I have come to understand that some people do not enjoy reading. While for me and most people I know, reading is a fun, relaxing passtime, for others it is just too difficult. If your reading skills are so poor that it takes you a full minute to struggle through a sentence and even then there may be at least three words you can’t work out, reading is confusing, frustrating and difficult. It is hard to enjoy a book if the mechanics of reading takes too long. In this society we are used to the fast-paced stories of TV and movies, and if your reading speed is very slow, then it will seem like the book story is taking forever to get started. I have often been gob-smacked by students telling me that a book I love and think is a rollicking read, is boring and slow. I have then checked their reading logs and found out that they are only reading 1 or 2 pages a day! When I start a book I do not expect to be ‘hooked’ until page 30 or so. If I was only reading a couple of pages at a time, I probably wouldn’t be very interested in most books. They simply would take too long.
To enjoy books, I need to get fully immersed and lose track of time.
The feeling when you can’t put the book down because you HAVE to know what happens next – that’s why I read. Whereas TV and movies have external factors dictating when you get your ‘fixes’ of story, whether it is a single episode at a time or a two hour movie, the pacing and time is pre-determined. With reading, the reader can choose whether to sit down one afternoon and read the book from cover-to-cover, or whether to leisurely read it a chapter at a time.
Oh my, what a long digression that turned out to be.
My original point was going to be that while I can understand why people who are not good readers do not enjoy reading, I still struggle to understand people who simply do not enjoy fiction.
There are some people who prefer not to read fiction. They prefer to read history books, political books, biographies etc. That makes some sense to me. I have read some truly fantastic non-fiction books, ones that were highly entertaining as well as interesting. I suppose they also feel a more virtuous form of reading.

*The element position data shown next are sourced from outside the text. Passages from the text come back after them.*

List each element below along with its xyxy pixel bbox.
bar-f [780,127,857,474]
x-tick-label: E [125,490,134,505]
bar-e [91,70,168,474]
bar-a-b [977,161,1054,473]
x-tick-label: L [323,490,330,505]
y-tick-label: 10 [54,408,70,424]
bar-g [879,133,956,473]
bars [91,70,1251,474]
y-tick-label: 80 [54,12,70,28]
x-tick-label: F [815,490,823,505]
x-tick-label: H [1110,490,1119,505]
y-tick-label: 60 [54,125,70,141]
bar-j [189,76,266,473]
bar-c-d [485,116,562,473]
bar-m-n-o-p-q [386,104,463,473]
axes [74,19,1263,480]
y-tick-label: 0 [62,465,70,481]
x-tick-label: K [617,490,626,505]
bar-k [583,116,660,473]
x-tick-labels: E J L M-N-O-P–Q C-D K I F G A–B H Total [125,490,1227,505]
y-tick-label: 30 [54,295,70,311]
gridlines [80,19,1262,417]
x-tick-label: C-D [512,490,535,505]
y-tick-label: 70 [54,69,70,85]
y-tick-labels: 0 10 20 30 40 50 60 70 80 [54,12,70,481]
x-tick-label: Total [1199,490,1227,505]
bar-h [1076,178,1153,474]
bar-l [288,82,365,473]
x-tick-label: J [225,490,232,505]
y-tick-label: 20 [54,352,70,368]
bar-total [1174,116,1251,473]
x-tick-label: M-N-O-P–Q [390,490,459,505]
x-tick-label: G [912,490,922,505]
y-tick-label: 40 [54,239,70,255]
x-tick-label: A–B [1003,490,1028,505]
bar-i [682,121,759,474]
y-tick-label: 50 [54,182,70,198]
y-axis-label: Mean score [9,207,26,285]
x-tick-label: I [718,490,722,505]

I do have a slightly strange way of looking entertainment. That is that entertainment is like food and there is entertainment that is good for you and also entertainment that is not so good for you. Reading a scholarly non-fiction book is the equivalent of raw carrot sticks and salad. The health food of leisure activities. Reading fiction is still pretty intellectually healthy in my estimation. Probably the equivalent of rice or wholemeal bread. Still at the bottom of the food pyramid.
Watching a documentary or arthouse film is like the protein - cheese or lean meats. Part of a well-balanced diet.
Watching schlocky Hollywood movies. Pizza and chips.
Watching TV. Chocolate and candy. (Reality TV is the equivalent of chewing a lump of cholesterol-dripping lard).
Unfortunately, that means at the moment my intellectual diet is as unhealthy as the food. Too much mind-candy, not enough veggies.
Once again, Debbie neglects to actually get to the original point.
What I have been trying to get to is that there are some students I have who do not seem to enjoy listening to stories being read out, watching plays and do not even seem to enjoy movies. The only things they will ever read are car magazines or sports biographies. No fiction. Not in any form.
Scary.
Could it be that there is a new breed of teenager out there who just doesn’t like stories?
Did they have their imaginations sucked out by some sort of monstrous vacuum cleaner as a small child? Or is it just a phase where stories and fiction seem babyish?